Новый день, новая жизнь, новая реальность… Звучит вдохновляюще и немного страшно. Каким он будет, этот день? Это каждый для себя решает сам. Когда мы говорим себе, что с этого дня все пойдет по-новому, это значит, что пришло время перемен. Кто-то начинает худеть с понедельника, а кто-то и вовсе новую жизнь. Новый день – это новые решения. И именно от них зависит, кем станешь ты в этом дне. Что принесешь в этот мир – плохое или хорошее. Этот сборник о простых людях. Об их жизни. Об их решениях. Здесь нет выдуманных персонажей или сюжетных линий. Все герои – это реальные люди. Изменены только имена и какие-то мелочи.

Оглавление

Матренин дом

— Машка, ты где? Подь сюда! — Матрена поставила ведро на лавку и вытерла руки.

— Что, мамань?

— Дуй как бабе Зине и попроси у нее соли. Скажи, я потом отдам.

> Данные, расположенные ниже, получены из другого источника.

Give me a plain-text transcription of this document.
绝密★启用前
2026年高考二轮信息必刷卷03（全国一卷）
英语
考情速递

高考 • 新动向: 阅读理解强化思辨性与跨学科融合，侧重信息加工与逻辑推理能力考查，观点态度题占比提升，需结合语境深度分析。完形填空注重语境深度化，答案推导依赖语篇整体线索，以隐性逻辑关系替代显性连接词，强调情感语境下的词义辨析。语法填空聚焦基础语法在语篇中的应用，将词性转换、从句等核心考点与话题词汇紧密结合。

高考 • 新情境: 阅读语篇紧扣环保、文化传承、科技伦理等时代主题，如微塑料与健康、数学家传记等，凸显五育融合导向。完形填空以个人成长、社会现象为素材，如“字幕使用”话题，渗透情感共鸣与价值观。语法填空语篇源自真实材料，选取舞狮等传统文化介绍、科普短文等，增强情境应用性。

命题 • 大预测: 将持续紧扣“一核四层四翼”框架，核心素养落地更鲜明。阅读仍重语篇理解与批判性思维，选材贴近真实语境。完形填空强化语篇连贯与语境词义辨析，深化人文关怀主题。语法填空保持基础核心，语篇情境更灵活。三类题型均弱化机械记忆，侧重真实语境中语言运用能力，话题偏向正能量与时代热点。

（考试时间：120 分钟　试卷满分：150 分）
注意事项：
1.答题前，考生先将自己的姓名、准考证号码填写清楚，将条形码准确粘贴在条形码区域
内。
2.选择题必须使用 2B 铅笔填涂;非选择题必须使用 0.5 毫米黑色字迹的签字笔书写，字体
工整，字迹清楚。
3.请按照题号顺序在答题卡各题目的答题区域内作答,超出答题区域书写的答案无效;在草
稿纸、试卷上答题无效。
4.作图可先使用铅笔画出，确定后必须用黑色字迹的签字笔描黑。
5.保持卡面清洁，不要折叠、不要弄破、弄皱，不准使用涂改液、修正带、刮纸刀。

— Сейчас! — Машка, прыгая на одной ноге натянула второй валенок и уже в дверях оглянулась. — Мам, а ты лепешки печь будешь?

— Буду! Вот соль принесешь и буду. И покличь там Васятку со двора. Холодно. Если он с ребятами, то пусть сюда идут и в избе играются.

Машка кивнула и выскочила за дверь.

Матрена огляделась. Вроде все переделала. Еще полчаса и нужно идти. Председатель ждать не станет. Сегодня день тяжелый. В хранилище холодно, а картошка сама себя не переберет. Не забыть бы рукавицы…

— Мама! — Машка влетела в избу, забыв закрыть за собой дверь. — Там такое!

— Марья! Мороз на улице! Дверь прикрой!

— Потом! Мама, да послушай же!

— Ну, что ты кричишь? — Матрена шуровала в печи. Дети уже большие, сами поедят, но лучше поставить чугунки поближе. Как бы не перевернули.

— Там детей привезли!

— Каких детей? — Матрена оглянулась на дочку.

— Таких детей! Эвакуированных. У правления. Целых двое саней! Баба Зина сказала тебя покликать.

Матрена накинула платок и махнула рукой дочери.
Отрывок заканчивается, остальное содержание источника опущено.